The applicants, the Trustees of Flamingo Court Body Corporate, acting for a sectional title scheme situated at Canary Crescent, Tongaat, Durban, KwaZulu-Natal, brought an application under section 38 of the Community Schemes Ombud Service Act 9 of 2011 (CSOS Act) against G Muthusami, the registered owner of Flat C2 Door 32 in the scheme. The applicants sought relief under section 39(1)(e) of the CSOS Act for payment of outstanding levies allegedly owed by the respondent in the amount of R35 891.60. The applicants' managing agent stated that internal remedies to recover the arrears had been exhausted. The respondent filed no submissions. During adjudication, the adjudicator requested further documents from the applicants on two occasions under section 51(1)(a)(i), including a trustees' resolution determining the interest rate on arrears, a debt collector's certificate, the scheme's conduct rules, and a detailed statement of account from when the respondent first fell into arrears. The applicants failed to provide these documents.
The application was dismissed in terms of section 53(1)(b) of the CSOS Act.
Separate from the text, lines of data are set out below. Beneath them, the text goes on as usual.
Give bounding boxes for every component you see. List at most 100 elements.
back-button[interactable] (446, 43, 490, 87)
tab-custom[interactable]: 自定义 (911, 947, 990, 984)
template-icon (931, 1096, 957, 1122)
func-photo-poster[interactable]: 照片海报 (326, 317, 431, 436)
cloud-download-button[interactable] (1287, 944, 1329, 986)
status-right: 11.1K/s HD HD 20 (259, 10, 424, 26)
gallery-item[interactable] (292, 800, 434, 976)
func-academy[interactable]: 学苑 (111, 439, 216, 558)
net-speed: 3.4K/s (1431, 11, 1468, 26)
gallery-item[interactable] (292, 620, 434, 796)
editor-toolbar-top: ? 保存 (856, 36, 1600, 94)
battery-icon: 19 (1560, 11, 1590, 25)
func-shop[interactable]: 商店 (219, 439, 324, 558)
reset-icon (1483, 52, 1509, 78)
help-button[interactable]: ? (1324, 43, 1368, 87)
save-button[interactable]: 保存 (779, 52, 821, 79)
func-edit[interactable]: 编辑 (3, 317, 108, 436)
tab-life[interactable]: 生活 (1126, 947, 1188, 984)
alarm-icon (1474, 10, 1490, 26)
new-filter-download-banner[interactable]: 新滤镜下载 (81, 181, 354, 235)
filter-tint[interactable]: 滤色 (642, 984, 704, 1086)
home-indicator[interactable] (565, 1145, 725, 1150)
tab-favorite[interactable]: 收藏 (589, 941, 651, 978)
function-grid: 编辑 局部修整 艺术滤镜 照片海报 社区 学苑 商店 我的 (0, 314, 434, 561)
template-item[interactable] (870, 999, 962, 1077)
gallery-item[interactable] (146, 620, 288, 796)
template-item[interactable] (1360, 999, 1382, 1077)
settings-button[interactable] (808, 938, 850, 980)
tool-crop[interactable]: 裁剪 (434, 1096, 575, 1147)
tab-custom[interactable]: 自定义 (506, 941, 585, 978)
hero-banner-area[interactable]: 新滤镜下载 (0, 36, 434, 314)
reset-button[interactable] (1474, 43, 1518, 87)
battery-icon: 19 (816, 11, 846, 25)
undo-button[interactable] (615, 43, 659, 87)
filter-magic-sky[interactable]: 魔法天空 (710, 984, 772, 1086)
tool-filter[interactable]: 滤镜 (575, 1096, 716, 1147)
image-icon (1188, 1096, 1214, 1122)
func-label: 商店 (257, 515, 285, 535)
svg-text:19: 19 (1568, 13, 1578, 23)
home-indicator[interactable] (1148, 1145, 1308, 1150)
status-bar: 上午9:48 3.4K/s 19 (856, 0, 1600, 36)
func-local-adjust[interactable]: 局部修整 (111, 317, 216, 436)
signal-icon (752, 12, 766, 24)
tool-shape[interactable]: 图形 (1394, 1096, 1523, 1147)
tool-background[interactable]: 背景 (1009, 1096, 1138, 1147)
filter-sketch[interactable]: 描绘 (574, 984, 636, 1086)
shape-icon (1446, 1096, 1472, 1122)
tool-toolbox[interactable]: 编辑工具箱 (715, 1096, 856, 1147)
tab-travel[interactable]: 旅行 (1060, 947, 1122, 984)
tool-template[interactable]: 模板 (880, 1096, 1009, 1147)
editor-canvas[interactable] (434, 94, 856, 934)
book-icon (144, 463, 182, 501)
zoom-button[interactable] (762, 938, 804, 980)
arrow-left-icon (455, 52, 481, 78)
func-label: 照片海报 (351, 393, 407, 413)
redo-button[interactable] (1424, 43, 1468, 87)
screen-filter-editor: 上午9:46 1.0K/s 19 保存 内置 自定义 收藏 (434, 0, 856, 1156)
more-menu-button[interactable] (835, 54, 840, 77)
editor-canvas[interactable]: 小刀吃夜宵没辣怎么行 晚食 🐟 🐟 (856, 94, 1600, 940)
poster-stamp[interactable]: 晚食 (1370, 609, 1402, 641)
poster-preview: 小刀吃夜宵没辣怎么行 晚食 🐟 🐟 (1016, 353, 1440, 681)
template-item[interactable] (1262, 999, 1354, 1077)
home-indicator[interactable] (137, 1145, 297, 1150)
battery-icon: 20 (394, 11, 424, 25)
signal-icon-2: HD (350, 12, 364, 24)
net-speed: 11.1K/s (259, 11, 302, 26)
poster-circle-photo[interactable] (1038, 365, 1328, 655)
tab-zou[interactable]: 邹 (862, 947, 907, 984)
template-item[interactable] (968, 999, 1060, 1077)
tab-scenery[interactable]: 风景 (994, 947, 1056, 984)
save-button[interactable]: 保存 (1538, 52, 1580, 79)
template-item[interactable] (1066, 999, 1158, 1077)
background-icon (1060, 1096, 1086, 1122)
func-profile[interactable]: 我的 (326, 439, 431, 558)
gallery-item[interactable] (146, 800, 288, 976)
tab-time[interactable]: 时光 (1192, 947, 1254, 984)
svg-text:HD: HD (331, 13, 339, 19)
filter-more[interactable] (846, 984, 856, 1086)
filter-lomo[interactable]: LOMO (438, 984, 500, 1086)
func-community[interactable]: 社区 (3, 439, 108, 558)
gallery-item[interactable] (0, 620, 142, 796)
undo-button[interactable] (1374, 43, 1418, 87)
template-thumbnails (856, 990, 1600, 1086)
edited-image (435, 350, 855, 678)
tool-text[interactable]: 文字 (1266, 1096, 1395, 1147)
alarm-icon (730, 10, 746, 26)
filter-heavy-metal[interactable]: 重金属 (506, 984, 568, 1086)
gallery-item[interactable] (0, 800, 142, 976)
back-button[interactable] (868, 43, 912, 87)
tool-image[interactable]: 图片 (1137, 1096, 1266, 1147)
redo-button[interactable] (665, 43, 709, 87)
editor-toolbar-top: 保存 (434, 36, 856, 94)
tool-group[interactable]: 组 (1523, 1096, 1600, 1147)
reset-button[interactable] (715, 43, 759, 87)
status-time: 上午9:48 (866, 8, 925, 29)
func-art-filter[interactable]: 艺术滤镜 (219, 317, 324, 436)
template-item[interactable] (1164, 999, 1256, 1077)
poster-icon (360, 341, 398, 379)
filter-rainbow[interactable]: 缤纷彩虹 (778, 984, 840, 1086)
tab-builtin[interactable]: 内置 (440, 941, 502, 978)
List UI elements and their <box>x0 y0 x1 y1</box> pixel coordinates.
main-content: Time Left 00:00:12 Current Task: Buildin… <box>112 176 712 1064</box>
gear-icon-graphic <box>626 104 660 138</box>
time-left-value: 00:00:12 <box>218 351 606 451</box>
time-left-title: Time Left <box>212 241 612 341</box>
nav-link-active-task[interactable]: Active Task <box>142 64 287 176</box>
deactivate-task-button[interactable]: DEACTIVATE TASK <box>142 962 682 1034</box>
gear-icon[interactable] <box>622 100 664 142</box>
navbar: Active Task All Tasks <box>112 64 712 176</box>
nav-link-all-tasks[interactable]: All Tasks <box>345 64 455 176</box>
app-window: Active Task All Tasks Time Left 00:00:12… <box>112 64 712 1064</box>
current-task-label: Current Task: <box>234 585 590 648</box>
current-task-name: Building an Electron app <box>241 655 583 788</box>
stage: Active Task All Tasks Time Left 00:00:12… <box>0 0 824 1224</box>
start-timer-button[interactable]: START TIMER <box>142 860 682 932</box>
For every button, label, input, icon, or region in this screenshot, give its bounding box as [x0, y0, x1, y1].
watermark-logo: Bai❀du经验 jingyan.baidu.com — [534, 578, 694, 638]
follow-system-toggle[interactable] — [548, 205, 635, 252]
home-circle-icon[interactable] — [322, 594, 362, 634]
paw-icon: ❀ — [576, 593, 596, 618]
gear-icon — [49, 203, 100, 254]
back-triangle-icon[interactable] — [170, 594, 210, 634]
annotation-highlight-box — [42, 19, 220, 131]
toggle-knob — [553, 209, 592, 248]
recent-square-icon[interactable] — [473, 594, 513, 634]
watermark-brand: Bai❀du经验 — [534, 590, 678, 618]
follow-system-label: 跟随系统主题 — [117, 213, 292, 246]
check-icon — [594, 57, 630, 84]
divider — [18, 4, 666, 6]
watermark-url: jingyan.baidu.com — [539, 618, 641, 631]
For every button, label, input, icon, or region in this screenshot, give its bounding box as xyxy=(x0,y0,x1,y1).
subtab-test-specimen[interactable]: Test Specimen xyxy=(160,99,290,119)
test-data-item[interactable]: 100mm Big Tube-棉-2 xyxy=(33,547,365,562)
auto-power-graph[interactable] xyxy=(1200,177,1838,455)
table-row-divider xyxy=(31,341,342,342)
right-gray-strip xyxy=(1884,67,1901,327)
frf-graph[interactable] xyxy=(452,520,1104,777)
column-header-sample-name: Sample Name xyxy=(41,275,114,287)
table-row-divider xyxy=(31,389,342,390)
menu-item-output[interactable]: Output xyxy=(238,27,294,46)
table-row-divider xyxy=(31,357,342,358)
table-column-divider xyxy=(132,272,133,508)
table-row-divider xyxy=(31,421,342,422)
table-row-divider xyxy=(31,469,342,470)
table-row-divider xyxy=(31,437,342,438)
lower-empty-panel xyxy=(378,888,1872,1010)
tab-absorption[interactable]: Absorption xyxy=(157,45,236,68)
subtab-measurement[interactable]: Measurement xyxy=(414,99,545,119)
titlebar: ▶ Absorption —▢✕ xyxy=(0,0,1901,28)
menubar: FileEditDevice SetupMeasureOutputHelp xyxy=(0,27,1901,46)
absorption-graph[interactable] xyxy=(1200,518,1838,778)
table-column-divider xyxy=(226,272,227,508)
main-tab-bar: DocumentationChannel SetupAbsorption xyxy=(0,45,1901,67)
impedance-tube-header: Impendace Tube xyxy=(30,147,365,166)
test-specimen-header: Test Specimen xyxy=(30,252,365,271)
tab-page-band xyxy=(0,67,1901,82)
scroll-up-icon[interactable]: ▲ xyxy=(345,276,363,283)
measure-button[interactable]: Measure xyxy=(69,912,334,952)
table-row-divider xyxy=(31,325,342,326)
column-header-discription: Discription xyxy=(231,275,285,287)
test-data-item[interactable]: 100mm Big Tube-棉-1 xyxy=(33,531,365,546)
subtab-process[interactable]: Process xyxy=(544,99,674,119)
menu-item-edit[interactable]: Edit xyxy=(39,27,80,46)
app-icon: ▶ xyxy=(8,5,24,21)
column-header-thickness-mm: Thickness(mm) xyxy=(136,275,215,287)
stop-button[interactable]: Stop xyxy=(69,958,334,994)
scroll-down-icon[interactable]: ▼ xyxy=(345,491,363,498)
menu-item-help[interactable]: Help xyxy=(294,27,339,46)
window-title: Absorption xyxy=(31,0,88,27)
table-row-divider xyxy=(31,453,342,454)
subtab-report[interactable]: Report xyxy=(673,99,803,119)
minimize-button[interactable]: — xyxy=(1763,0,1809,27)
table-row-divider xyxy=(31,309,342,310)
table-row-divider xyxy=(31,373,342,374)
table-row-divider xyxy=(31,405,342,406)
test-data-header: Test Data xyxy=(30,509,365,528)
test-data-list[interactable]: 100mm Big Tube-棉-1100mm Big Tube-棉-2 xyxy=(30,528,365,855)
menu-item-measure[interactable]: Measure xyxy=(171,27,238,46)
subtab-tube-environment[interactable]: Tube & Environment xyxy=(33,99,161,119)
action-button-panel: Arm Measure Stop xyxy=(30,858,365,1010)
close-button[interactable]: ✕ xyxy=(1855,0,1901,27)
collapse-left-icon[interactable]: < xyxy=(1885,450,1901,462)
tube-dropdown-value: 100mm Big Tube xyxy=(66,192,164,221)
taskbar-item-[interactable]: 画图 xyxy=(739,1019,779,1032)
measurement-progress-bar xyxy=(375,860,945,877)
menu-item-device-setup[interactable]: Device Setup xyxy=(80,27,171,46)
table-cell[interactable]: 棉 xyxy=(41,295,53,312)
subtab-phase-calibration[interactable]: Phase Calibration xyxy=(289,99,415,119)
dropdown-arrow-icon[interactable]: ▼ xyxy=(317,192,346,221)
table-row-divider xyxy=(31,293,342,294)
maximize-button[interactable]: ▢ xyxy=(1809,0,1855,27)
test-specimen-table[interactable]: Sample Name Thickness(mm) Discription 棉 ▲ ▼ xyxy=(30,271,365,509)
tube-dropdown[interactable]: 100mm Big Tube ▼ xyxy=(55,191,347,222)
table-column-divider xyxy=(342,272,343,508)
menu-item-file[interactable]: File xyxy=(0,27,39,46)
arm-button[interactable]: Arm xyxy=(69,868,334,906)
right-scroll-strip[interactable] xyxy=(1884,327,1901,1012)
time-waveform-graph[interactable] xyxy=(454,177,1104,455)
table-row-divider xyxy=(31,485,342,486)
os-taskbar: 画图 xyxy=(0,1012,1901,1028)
No order as to costs was made.
In a CSOS application for payment of arrear levies under section 39(1)(e), the applicant bears the burden of proving the claim on a balance of probabilities. Where the adjudicator lawfully requires further information or documentation under section 51 of the CSOS Act and the applicant fails to comply, the adjudicator is entitled under section 53(1)(b) to dismiss the application.
The adjudicator made general observations that only relevant evidence should be considered and that proof in such matters is determined according to a preponderance of probabilities, with reliability and credibility of filed statements also relevant. These comments were explanatory of the evidential approach rather than independent binding rulings.
This decision illustrates the procedural and evidential demands in CSOS levy-recovery disputes. Even where a respondent does not oppose the matter, an applicant must still prove its claim with adequate documentation. The case underscores the adjudicator's investigative powers under section 51 of the CSOS Act and confirms that non-compliance with document requests can be fatal to an application. It is significant for community schemes because it shows that levy claims cannot succeed on bare assertion alone; proper records, rules, resolutions, and account statements are essential.